Secure Income REIT Plc adopted the UK Corporate Governance Code 2016 (The Code) as a basis for Corporate Governance reporting since its listing in 2014. Following the revision to AIM Rule 26 in September 2018, the Company formally elected to follow The Code on a comply or explain basis. Compliance with The Code will be reviewed on an annual basis by the Board and the status will be reported in the annual report. For the year ended 31 December 2018, the Board did not consider there to be any areas relevant to the Company where it did not comply with The Code, other than in not providing a separate report of the Nominations Committee to shareholders in the 2018 annual report. This departure from The Code is considered appropriate given the size of the Company and the nature of its Board, including the fact that there were no Board vacancies in the year and up to the date of the annual report.
Independent Non-Executive Directors
The Code recommends that, in the case of smaller companies below the FTSE 350, at least two non-executive members of the board of directors (excluding the Chairman) of a public limited company should be independent in character and judgment and free from relationships or circumstances which are likely to affect, or could appear to affect, their judgment.
The Board comprises seven non-executive directors. The Board has carefully considered the directors’ independence and has determined that the directors will discharge their duties in an independent manner. The directors consider that Martin Moore was independent upon appointment. However, as Chairman, Martin Moore is not considered to be independent for the purposes of The Code thereafter. Leslie Ferrar, Jonathan Lane and Ian Marcus are deemed by the directors to be independent. Nick Leslau, Mike Brown and Sandy Gumm are not be considered to be independent because they are part of the management team. Accordingly the Company complies with the provisions of The Code applicable to smaller companies that at least two members of the Board should be independent non-executive directors.
Senior Independent Director
The Code also recommends that the Board should appoint one of the independent non-executive directors as senior independent director. The senior independent director should be available to shareholders if they have concerns which contact through the normal channel of Chairman has failed to resolve or for which such contact is inappropriate. The directors have appointed Ian Marcus as senior independent director.

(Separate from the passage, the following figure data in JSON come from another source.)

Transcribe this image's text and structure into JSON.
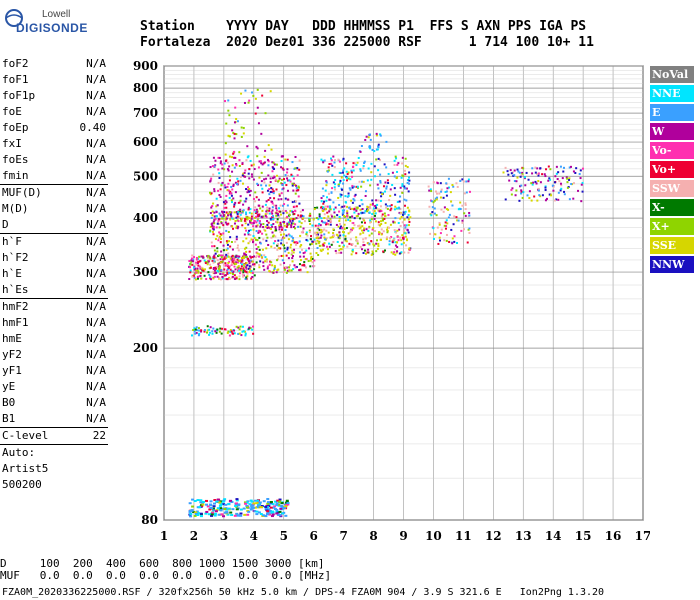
{
  "logo": {
    "line1": "Lowell",
    "line2": "DIGISONDE"
  },
  "header": {
    "row1": "Station    YYYY DAY   DDD HHMMSS P1  FFS S AXN PPS IGA PS",
    "row2": "Fortaleza  2020 Dez01 336 225000 RSF      1 714 100 10+ 11"
  },
  "params": [
    {
      "name": "foF2",
      "value": "N/A"
    },
    {
      "name": "foF1",
      "value": "N/A"
    },
    {
      "name": "foF1p",
      "value": "N/A"
    },
    {
      "name": "foE",
      "value": "N/A"
    },
    {
      "name": "foEp",
      "value": "0.40"
    },
    {
      "name": "fxI",
      "value": "N/A"
    },
    {
      "name": "foEs",
      "value": "N/A"
    },
    {
      "name": "fmin",
      "value": "N/A"
    },
    {
      "sep": true
    },
    {
      "name": "MUF(D)",
      "value": "N/A"
    },
    {
      "name": "M(D)",
      "value": "N/A"
    },
    {
      "name": "D",
      "value": "N/A"
    },
    {
      "sep": true
    },
    {
      "name": "h`F",
      "value": "N/A"
    },
    {
      "name": "h`F2",
      "value": "N/A"
    },
    {
      "name": "h`E",
      "value": "N/A"
    },
    {
      "name": "h`Es",
      "value": "N/A"
    },
    {
      "sep": true
    },
    {
      "name": "hmF2",
      "value": "N/A"
    },
    {
      "name": "hmF1",
      "value": "N/A"
    },
    {
      "name": "hmE",
      "value": "N/A"
    },
    {
      "name": "yF2",
      "value": "N/A"
    },
    {
      "name": "yF1",
      "value": "N/A"
    },
    {
      "name": "yE",
      "value": "N/A"
    },
    {
      "name": "B0",
      "value": "N/A"
    },
    {
      "name": "B1",
      "value": "N/A"
    },
    {
      "sep": true
    },
    {
      "name": "C-level",
      "value": "22"
    },
    {
      "sep": true
    },
    {
      "name": "Auto:",
      "value": ""
    },
    {
      "name": "Artist5",
      "value": ""
    },
    {
      "name": "500200",
      "value": ""
    }
  ],
  "legend": [
    {
      "label": "NoVal",
      "color": "#808080"
    },
    {
      "label": "NNE",
      "color": "#00e5ff"
    },
    {
      "label": "E",
      "color": "#3aa0ff"
    },
    {
      "label": "W",
      "color": "#b0009c"
    },
    {
      "label": "Vo-",
      "color": "#ff2fb0"
    },
    {
      "label": "Vo+",
      "color": "#ee0033"
    },
    {
      "label": "SSW",
      "color": "#f5b0b0"
    },
    {
      "label": "X-",
      "color": "#007a00"
    },
    {
      "label": "X+",
      "color": "#8fd400"
    },
    {
      "label": "SSE",
      "color": "#d6d600"
    },
    {
      "label": "NNW",
      "color": "#1a10c0"
    }
  ],
  "bottom": {
    "row1": "D     100  200  400  600  800 1000 1500 3000 [km]",
    "row2": "MUF   0.0  0.0  0.0  0.0  0.0  0.0  0.0  0.0 [MHz]"
  },
  "footer": "FZA0M_2020336225000.RSF / 320fx256h 50 kHz 5.0 km / DPS-4 FZA0M 904 / 3.9 S 321.6 E   Ion2Png 1.3.20",
  "chart_data": {
    "type": "scatter",
    "title": "",
    "xlabel": "",
    "ylabel": "",
    "xlim": [
      1,
      17
    ],
    "ylim": [
      80,
      900
    ],
    "x_ticks": [
      1,
      2,
      3,
      4,
      5,
      6,
      7,
      8,
      9,
      10,
      11,
      12,
      13,
      14,
      15,
      16,
      17
    ],
    "y_ticks": [
      80,
      200,
      300,
      400,
      500,
      600,
      700,
      800,
      900
    ],
    "yscale": "log",
    "grid": true,
    "legend_position": "right",
    "clusters": [
      {
        "series": "mixed",
        "x": [
          1.8,
          5.1
        ],
        "y": [
          82,
          90
        ],
        "note": "low-height echoes"
      },
      {
        "series": "mixed",
        "x": [
          1.9,
          4.0
        ],
        "y": [
          215,
          225
        ]
      },
      {
        "series": "mixed",
        "x": [
          1.8,
          9.2
        ],
        "y": [
          290,
          420
        ]
      },
      {
        "series": "mixed",
        "x": [
          2.5,
          9.0
        ],
        "y": [
          380,
          560
        ]
      },
      {
        "series": "mixed",
        "x": [
          10.0,
          11.2
        ],
        "y": [
          350,
          500
        ]
      },
      {
        "series": "mixed",
        "x": [
          12.3,
          15.0
        ],
        "y": [
          440,
          530
        ]
      }
    ]
  }
}
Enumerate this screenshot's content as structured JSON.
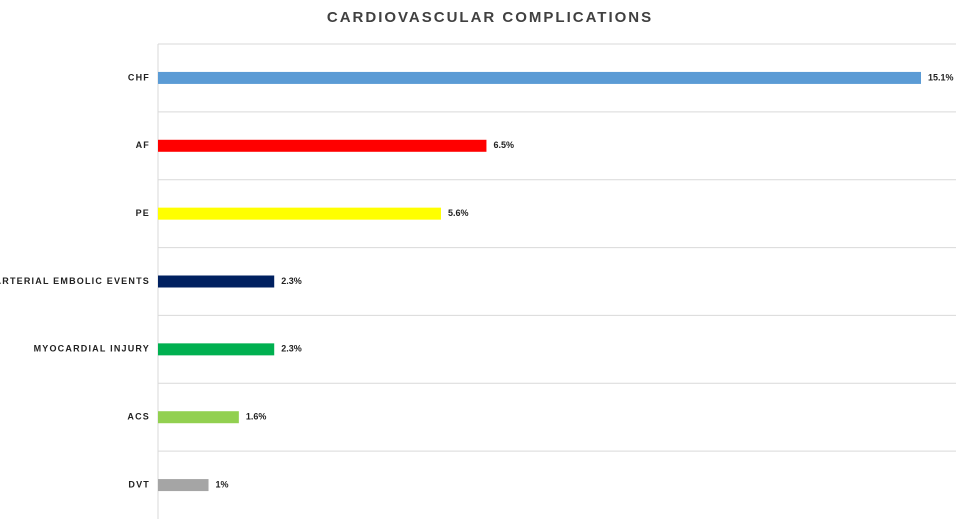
{
  "chart_data": {
    "type": "bar",
    "orientation": "horizontal",
    "title": "CARDIOVASCULAR COMPLICATIONS",
    "categories": [
      "CHF",
      "AF",
      "PE",
      "ARTERIAL EMBOLIC EVENTS",
      "MYOCARDIAL INJURY",
      "ACS",
      "DVT"
    ],
    "values": [
      15.1,
      6.5,
      5.6,
      2.3,
      2.3,
      1.6,
      1
    ],
    "value_labels": [
      "15.1%",
      "6.5%",
      "5.6%",
      "2.3%",
      "2.3%",
      "1.6%",
      "1%"
    ],
    "colors": [
      "#5b9bd5",
      "#ff0000",
      "#ffff00",
      "#002060",
      "#00b050",
      "#92d050",
      "#a5a5a5"
    ],
    "grid": true
  }
}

The Board has established an Audit Committee, with formally delegated duties and responsibilities and with written terms of reference, which are summarised below. The Board has also established a Nominations Committee, chaired by Jonathan Lane and also comprising Nick Leslau and Mike Brown, and a Remuneration Committee chaired by Ian Marcus and also comprising Leslie Ferrar and Martin Moore. From time to time, separate committees may be set up by the Board to consider specific issues when the need arises.
The Audit Committee assists the Board in discharging its responsibilities with regard to corporate governance, financial reporting and external and internal audits and controls, including, amongst other things, reviewing the Company’s annual financial statements, reviewing and monitoring the extent of the non-audit services undertaken by external auditors, advising on the appointment of external auditors and reviewing the effectiveness of the Company’s internal controls and risk management systems. The ultimate responsibility for reviewing and approving the annual report and accounts and the half yearly reports remains with the Board.
The Code recommends that, in the case of smaller companies below the FTSE 350, the Audit Committee should comprise at least two members who should both be independent non-executive directors and that at least one member should have recent and relevant financial experience.
The membership of the Company’s Audit Committee comprises Leslie Ferrar, Jonathan Lane and Ian Marcus. The committee is chaired by Leslie Ferrar, who is considered by the directors to have recent and relevant financial experience. The Company therefore considers that it complies with The Code regarding the composition of the Audit Committee having regard to a company of its size.
The Audit Committee meets formally at least twice every year and otherwise as required and meets with the Company’s external auditors at least once each year.